I watched this in the independent cinema on the 7th of January, 2025.
It’s a sci-fi mystery, set in the Swiss Alps in the 60s, and it centres on a young Physics PhD candidate who travels with his supervisor to a congress in a remote mountaintop hotel. He’s working on a Universal Theory, which is essentially a plot device for introducing a parallel-worlds theme. At the hotel, things seem…off. He meets a lady who knows things about him she shouldn’t; people develop strange scabs and scars; and, of course, the deaths begin.
As science-y movies go, it’s actually really good! The multiversal theory is not waffled or mysticised, and they clearly got someone who knew what they were doing to write the props like the draft thesis - the quantum mechanics were plausible, with gaps in just the right places.

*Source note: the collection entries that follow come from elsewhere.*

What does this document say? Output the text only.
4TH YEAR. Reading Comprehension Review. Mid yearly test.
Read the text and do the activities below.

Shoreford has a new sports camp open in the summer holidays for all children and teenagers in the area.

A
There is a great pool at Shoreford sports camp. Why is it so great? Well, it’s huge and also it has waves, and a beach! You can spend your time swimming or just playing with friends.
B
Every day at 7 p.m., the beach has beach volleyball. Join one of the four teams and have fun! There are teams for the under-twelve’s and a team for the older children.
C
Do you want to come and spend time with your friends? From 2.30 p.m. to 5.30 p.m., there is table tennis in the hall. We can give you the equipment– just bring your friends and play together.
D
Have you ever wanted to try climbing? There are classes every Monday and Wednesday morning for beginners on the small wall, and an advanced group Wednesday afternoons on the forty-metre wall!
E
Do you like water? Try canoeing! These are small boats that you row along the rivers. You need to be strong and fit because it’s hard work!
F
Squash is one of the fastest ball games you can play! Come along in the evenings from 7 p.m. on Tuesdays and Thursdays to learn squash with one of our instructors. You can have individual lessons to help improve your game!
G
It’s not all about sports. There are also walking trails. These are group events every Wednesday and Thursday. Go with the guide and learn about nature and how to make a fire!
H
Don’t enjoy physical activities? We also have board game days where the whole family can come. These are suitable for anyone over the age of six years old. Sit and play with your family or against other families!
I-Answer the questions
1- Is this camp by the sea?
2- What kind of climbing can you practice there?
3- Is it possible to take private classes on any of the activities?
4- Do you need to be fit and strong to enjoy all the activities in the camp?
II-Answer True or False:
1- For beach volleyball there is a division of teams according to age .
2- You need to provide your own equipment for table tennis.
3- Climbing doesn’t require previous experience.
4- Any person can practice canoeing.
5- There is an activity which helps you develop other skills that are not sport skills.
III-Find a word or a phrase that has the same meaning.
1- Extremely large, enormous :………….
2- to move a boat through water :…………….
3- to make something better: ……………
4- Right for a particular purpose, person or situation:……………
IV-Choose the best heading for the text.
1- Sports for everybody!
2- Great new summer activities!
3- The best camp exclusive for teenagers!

More than that, the atmosphere created is startlingly surreal and threatening. It’s shot in black and white, giving the mountains and scenery a stark, deathly feel, and the stills come with the attendant chiaroscuro and beauty that’s lost in higher fidelity.
What I particularly liked is the lack of hand-holding. At no point is there any exposition or explanation. The strange events are left to pile up, until you start seeing patterns and explanations. It’s presented as an off-kilter story, half-finished, doubtful and incomplete, which is a masterstroke by the creators because to do that requires mastery, and they pull it off very well.
It was a little long, but I very much liked it.